February 25, 1863
President Lincoln signs the National Bank Act developing a uniform banking system to support the currency legislation passed a year earlier. Historian Walter A. McDougall noted that “fierce opposition from Wall Street, state banking interests, and old Jacksonians delayed passage until February 1863, when Senator John Sherman offered bribes under the guise of a compromise. One amendment killed proportional distribution of the Treasury’s largesse in favor of the large eastern banks, and another ensured 100 percent redemption of federal notes only at national banks based in New York, Philadelphia, and Boston. The financial community, theretofore surly, found patriotism plus 5 percent more to its liking. All those initiatives were grist for the mills of hustlers and frauds. But the extraordinary Republican package made the partnership between the public and private sectors more than a motto.
Attorney General Edward Bates writes: “At night, Mr. [Isaac] Newton and Mr. Sargent called to see me, and Mr. N (as usual) had secrets to tell – He took me aside to say he must have a talk with me, but now – saying only that he had just had a long private talk with the P. partly about me – that the P. assured him that he had full and unabated confidence in me”.

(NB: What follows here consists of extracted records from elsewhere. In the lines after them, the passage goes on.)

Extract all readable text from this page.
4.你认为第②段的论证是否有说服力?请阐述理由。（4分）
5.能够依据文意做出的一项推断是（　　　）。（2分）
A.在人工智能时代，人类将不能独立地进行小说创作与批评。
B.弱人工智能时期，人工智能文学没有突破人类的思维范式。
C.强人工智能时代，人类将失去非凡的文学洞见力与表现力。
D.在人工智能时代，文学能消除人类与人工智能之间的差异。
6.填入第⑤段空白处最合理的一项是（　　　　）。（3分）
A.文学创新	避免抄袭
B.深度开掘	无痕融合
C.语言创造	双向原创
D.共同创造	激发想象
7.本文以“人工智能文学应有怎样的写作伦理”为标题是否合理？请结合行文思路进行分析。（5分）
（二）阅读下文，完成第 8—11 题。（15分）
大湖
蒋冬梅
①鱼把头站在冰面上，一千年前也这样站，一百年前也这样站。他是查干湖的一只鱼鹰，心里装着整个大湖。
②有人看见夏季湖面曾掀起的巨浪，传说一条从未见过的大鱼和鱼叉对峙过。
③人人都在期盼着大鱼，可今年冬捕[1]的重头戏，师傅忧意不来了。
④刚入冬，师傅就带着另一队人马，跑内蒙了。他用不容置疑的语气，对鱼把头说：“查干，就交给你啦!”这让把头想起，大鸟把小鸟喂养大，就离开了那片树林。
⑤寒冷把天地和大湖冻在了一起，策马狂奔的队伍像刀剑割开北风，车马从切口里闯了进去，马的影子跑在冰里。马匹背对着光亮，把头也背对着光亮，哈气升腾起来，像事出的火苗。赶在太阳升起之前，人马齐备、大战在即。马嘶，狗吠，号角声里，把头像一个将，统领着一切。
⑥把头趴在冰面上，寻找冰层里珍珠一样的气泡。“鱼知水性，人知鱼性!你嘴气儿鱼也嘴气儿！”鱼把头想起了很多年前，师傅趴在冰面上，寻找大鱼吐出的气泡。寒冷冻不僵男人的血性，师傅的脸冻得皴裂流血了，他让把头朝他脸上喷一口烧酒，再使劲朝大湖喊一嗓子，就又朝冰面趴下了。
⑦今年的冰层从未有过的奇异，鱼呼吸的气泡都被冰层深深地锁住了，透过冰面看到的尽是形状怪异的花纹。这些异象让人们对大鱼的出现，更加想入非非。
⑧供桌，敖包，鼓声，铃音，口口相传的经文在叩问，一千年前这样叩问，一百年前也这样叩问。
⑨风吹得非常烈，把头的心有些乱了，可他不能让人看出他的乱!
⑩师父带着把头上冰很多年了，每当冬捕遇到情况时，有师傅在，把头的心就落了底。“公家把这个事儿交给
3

This was in answer to my frequent refusals to go to the P. at his N’s instance, and volunteer opinion and advice, when not asked. In fact, for some time I have not recd. the consideration which I thought my due, especially in regard to Mo. Affairs — and also, some matters proper to my own office — I do not doubt the [Presidents’s] personal confidence, but he is under constant pressure of extreme factions and of bold and importunate men, who taking advantage of his amiable weakness, commit him beforehand to their ends, so as to bar all future deliberation.